Moving beyond railroads, Donaldson’s trade work has also been seminal. With Costinot and Komunjer, he showed how to rigorously estimate the empirical importance of Ricardian trade for overall gains from trade. Spoiler: it isn’t that important, even if you adjust for how trade affects market power, a result seen in a lot of modern empirical trade research which suggests that aspects like variety differences are more important than Ricardian productivity differences for gains from international trade. There are some benefits to Ricardian trade across countries being relatively unimportant: Costinot, Donaldson and Smith show that changes to what crops are grown in each region can massively limit the welfare harms of climate change, whereas allowing trade patterns to change barely matters. The intuition is that there is enough heterogeneity in what can be grown in each country when climate changes to make international trade relatively unimportant for mitigating these climate shifts. Donaldson has also rigorously studied in a paper with Atkin the importance of internal rather than international trade costs, and has shown in a paper with Costinot that economic integration has been nearly as important as productivity improvements in increasing the value created by American agriculture over the past century.

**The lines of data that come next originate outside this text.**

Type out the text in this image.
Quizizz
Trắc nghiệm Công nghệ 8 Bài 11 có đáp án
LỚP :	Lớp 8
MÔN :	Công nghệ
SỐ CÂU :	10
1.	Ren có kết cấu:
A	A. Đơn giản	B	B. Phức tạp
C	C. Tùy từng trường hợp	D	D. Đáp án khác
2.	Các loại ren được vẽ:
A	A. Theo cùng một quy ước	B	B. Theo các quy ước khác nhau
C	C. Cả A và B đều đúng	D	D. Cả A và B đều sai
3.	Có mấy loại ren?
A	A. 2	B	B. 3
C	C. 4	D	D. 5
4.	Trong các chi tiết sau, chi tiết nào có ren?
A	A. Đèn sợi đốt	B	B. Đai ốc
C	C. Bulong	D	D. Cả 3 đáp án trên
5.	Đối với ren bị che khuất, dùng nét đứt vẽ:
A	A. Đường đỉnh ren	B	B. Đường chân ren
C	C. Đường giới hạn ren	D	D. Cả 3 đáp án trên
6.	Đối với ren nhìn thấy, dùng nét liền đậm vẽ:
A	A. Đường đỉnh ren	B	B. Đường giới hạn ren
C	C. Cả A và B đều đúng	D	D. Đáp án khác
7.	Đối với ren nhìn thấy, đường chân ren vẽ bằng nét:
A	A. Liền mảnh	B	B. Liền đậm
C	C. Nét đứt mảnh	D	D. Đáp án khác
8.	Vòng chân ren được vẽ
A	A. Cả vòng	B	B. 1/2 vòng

Donaldson’s CV is a testament to how difficult this style of work is. He spent eight years at LSE before getting his PhD, and published only one paper in a peer reviewed journal in the 13 years following the start of his graduate work. “Railroads of the Raj” has been forthcoming at the AER for literally half a decade, despite the fact that this work is the core of what got Donaldson a junior position at MIT and a tenured position at Stanford. Is it any wonder that so few young economists want to pursue a style of research that is so challenging and so difficult to publish? Let us hope that Donaldson’s award encourages more of us to fully exploit both the incredible data we all now have access to, but also the beautiful body of theory that induces deep insights from that data.